[Python-Dev] python-checkins

Dirkjan Ochtman dirkjan at ochtman.nl
Tue Jul 13 22:45:53 CEST 2010


This is getting a little off-topic, but let me just respond to this...

On Tue, Jul 13, 2010 at 22:10, Barry Warsaw <barry at python.org> wrote:
> Does Mercurial have a similar feature?  If so, I would suggest that we enable
> that and require committers to use registered gpg keys to sign their commits.
> We'd always have a verifiable chain back to a responsible party, and
> committers would be responsible for any changes or patches they merge on
> behalf of others.  IME the overhead is pretty trivial, but then I'm quite
> comfortable with gpg concepts and tools.
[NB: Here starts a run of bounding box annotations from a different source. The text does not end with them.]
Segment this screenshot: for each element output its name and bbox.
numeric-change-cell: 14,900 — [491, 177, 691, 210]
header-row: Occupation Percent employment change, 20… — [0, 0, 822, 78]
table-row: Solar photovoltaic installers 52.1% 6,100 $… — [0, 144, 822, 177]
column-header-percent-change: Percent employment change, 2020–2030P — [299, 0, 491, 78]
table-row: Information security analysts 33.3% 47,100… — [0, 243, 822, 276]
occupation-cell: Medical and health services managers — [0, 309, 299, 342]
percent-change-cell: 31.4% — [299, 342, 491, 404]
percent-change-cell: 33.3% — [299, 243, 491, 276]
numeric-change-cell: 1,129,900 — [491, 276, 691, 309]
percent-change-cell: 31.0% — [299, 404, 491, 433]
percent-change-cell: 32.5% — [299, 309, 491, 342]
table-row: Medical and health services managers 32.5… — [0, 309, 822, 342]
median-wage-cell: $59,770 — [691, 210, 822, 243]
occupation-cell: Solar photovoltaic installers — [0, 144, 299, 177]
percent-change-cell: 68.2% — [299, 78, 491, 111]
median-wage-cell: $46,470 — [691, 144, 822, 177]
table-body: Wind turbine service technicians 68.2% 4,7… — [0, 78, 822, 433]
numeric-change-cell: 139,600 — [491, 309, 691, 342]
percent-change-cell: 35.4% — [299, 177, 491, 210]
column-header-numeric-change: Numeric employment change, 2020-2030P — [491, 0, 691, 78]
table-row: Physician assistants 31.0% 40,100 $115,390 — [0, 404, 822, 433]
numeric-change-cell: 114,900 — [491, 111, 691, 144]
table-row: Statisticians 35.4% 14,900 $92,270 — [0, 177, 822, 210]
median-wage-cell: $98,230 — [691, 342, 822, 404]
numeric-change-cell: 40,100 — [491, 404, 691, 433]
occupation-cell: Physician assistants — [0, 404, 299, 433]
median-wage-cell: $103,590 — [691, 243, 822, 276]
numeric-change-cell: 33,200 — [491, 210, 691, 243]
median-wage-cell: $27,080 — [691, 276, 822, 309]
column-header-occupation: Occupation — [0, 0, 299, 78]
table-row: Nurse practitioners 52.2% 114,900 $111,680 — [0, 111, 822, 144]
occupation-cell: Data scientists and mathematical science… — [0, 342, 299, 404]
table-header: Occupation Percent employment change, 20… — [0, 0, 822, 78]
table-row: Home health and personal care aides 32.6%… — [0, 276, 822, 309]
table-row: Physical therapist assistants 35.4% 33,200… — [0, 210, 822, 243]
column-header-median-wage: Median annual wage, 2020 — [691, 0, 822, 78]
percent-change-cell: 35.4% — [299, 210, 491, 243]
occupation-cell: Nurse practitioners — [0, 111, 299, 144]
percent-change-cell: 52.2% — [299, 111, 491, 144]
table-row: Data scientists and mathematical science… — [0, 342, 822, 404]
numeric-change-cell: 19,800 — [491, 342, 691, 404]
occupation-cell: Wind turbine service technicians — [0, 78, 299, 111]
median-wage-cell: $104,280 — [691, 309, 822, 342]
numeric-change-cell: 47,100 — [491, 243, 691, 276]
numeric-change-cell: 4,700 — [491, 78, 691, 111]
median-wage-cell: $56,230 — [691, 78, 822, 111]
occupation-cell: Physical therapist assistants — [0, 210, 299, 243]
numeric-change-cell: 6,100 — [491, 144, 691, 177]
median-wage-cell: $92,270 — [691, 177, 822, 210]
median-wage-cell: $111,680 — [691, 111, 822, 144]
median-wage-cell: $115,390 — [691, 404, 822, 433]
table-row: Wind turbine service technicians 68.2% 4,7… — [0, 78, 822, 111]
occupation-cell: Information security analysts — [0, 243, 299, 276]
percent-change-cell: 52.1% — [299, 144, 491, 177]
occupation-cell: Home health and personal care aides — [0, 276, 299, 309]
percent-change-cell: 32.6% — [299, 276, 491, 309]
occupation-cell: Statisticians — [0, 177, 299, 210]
I wrote something on Stack Overflow about this today, which I reproduce here:

- You could verify that whoever is pushing the cset is also the
committer (by matching http or ssh authentication). This is somewhat
limiting because it can be useful when people push other developer's
changesets.

- You could use the pgp extension (from hgext) to explicitly sign
changesets after committing, but it's kind of a drag if you want to do
it for every changeset. In Mercurial, we only do this for releases.

- http://bitbucket.org/mg/commitsigs is another extension, which takes
a different tack to signing (I believe it doesn't sign the commit
metadata, only the file tree, which lets it sign before the commit is
finished, meaning it doesn't take up an extra cset).

- Mozilla uses a pushlog which just tracks who pushed what. This lets
you look in the commit history on the server (but only there) to see
who pushed what group of changesets, giving you a better paper trail
than you normally get. This can also be provided by changegroup
notifications, if you include the guy who did the push in the email
(this is what Python will do once their conversion is done).

Note that, if you're going to require that each cset is signed, each
non-committer contributor also has to have this facility, which IMO
raises the bar significantly. I think I added the pushing user to the
commit mails to provide just this kind of paper trail. Given the
tamper-proofness of the SHA1 changeset ID's (and yes, hg will move to
some newer hash algorithm at some point before SHA1 becomes too easy
to crack), I don't think signing each cset adds much value.